I suggest solving the system in terms of a smaller number of free variables, and then using permutations of [1,...,9] to check for solutions. Please try the following, which uses k=15 and returns the single solution (after removing rotations and reflections):
restart;
# Number of variables.
m := 9;
# Variables.
X := [ seq( x[i], i=1..m ) ];
# Indices.
N := [ seq( i, i=1..m ) ];
# Equations.
EQ := [ x[1] + x[2] + x[3] = 15,
x[4] + x[5] + x[6] = 15,
x[7] + x[8] + x[9] = 15,
x[1] + x[4] + x[7] = 15,
x[2] + x[5] + x[8] = 15,
x[3] + x[6] + x[9] = 15,
x[1] + x[5] + x[9] = 15,
x[3] + x[5] + x[7] = 15
];
# Constraints to remove equivalent solutions.

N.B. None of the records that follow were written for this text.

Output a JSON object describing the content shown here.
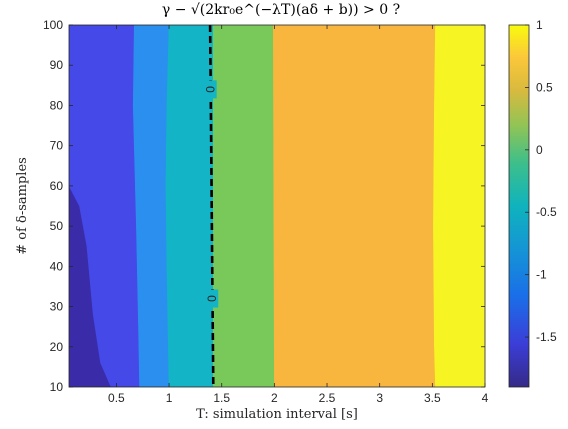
{
  "chart_data": {
    "type": "heatmap",
    "subtype": "filled-contour",
    "title": "γ − √(2kr₀e^(−λT)(aδ + b)) > 0 ?",
    "xlabel": "T: simulation interval [s]",
    "ylabel": "# of δ-samples",
    "xlim": [
      0.05,
      4.0
    ],
    "ylim": [
      10,
      100
    ],
    "x_ticks": [
      0.5,
      1,
      1.5,
      2,
      2.5,
      3,
      3.5,
      4
    ],
    "x_tick_labels": [
      "0.5",
      "1",
      "1.5",
      "2",
      "2.5",
      "3",
      "3.5",
      "4"
    ],
    "y_ticks": [
      10,
      20,
      30,
      40,
      50,
      60,
      70,
      80,
      90,
      100
    ],
    "y_tick_labels": [
      "10",
      "20",
      "30",
      "40",
      "50",
      "60",
      "70",
      "80",
      "90",
      "100"
    ],
    "colorbar": {
      "colormap": "parula",
      "range": [
        -1.9,
        1.0
      ],
      "ticks": [
        -1.5,
        -1,
        -0.5,
        0,
        0.5,
        1
      ],
      "tick_labels": [
        "-1.5",
        "-1",
        "-0.5",
        "0",
        "0.5",
        "1"
      ]
    },
    "bands": [
      {
        "value": -1.85,
        "color": "#3a2ca8",
        "polygon": [
          [
            0.05,
            10
          ],
          [
            0.05,
            60
          ],
          [
            0.15,
            55
          ],
          [
            0.22,
            45
          ],
          [
            0.28,
            28
          ],
          [
            0.35,
            16
          ],
          [
            0.45,
            10
          ]
        ]
      },
      {
        "value": -1.6,
        "color": "#4549e8",
        "polygon": [
          [
            0.05,
            60
          ],
          [
            0.05,
            100
          ],
          [
            0.67,
            100
          ],
          [
            0.66,
            80
          ],
          [
            0.69,
            50
          ],
          [
            0.71,
            25
          ],
          [
            0.72,
            10
          ],
          [
            0.45,
            10
          ],
          [
            0.35,
            16
          ],
          [
            0.28,
            28
          ],
          [
            0.22,
            45
          ],
          [
            0.15,
            55
          ]
        ]
      },
      {
        "value": -1.1,
        "color": "#2b8ff0",
        "polygon": [
          [
            0.67,
            100
          ],
          [
            1.0,
            100
          ],
          [
            0.98,
            80
          ],
          [
            0.97,
            60
          ],
          [
            0.98,
            40
          ],
          [
            0.99,
            25
          ],
          [
            1.0,
            10
          ],
          [
            0.72,
            10
          ],
          [
            0.71,
            25
          ],
          [
            0.69,
            50
          ],
          [
            0.66,
            80
          ]
        ]
      },
      {
        "value": -0.55,
        "color": "#13b4c6",
        "polygon": [
          [
            1.0,
            100
          ],
          [
            1.42,
            100
          ],
          [
            1.42,
            10
          ],
          [
            1.0,
            10
          ],
          [
            0.99,
            25
          ],
          [
            0.98,
            40
          ],
          [
            0.97,
            60
          ],
          [
            0.98,
            80
          ]
        ]
      },
      {
        "value": 0.0,
        "color": "#79c95a",
        "polygon": [
          [
            1.42,
            100
          ],
          [
            1.99,
            100
          ],
          [
            2.0,
            10
          ],
          [
            1.42,
            10
          ]
        ]
      },
      {
        "value": 0.55,
        "color": "#f9b63e",
        "polygon": [
          [
            1.99,
            100
          ],
          [
            3.53,
            100
          ],
          [
            3.52,
            80
          ],
          [
            3.51,
            50
          ],
          [
            3.52,
            20
          ],
          [
            3.53,
            10
          ],
          [
            2.0,
            10
          ]
        ]
      },
      {
        "value": 0.95,
        "color": "#f6f523",
        "polygon": [
          [
            3.53,
            100
          ],
          [
            4.0,
            100
          ],
          [
            4.0,
            10
          ],
          [
            3.53,
            10
          ],
          [
            3.52,
            20
          ],
          [
            3.51,
            50
          ],
          [
            3.52,
            80
          ]
        ]
      }
    ],
    "zero_contour": {
      "level": 0,
      "label": "0",
      "points": [
        [
          1.39,
          100
        ],
        [
          1.4,
          70
        ],
        [
          1.41,
          40
        ],
        [
          1.42,
          10
        ]
      ],
      "label_positions": [
        [
          1.395,
          84
        ],
        [
          1.41,
          32
        ]
      ]
    }
  }
}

INEQ := [ x[1] < x[3], x[1] < x[7], x[1] < x[9], x[3] < x[7] ];
# Solve in terms of free parameters.
A, B := LinearAlgebra:-GenerateMatrix( EQ, X );
S := convert( LinearAlgebra:-LinearSolve( A, B, ':-free'=x ), 'list' );
# Free parameters.
Q := convert( indets( S, 'name' ), 'list' );
n := numelems( Q );
# Table to store solutions.
H := table();
# Cycle through all possible values for Q, first by combination, and then by permutation,
# and record any solutions found.
for i from 1 to combinat:-numbcomb( m, n ) do
if i = 1 then
C := convert( combinat:-firstcomb( m, n ), 'list' ):
else
C := convert( combinat:-nextcomb( C, m ), 'list' ):
end if:
for j from 1 to n! do
if j = 1 then
P := C:
else
P := combinat:-nextperm( P ):
end if:
T := eval( S, Q =~ P ):
# Check if it is a solution satisfying all the constraints.
if andmap( is, [ sort( T ) = N, op( eval( EQ, X =~ T ) ), op( eval( INEQ, X =~ T ) ) ] ) then
H[T] := NULL:
end if:
end do:
end do:
# Solutions.
map( op, [ indices( H ) ] );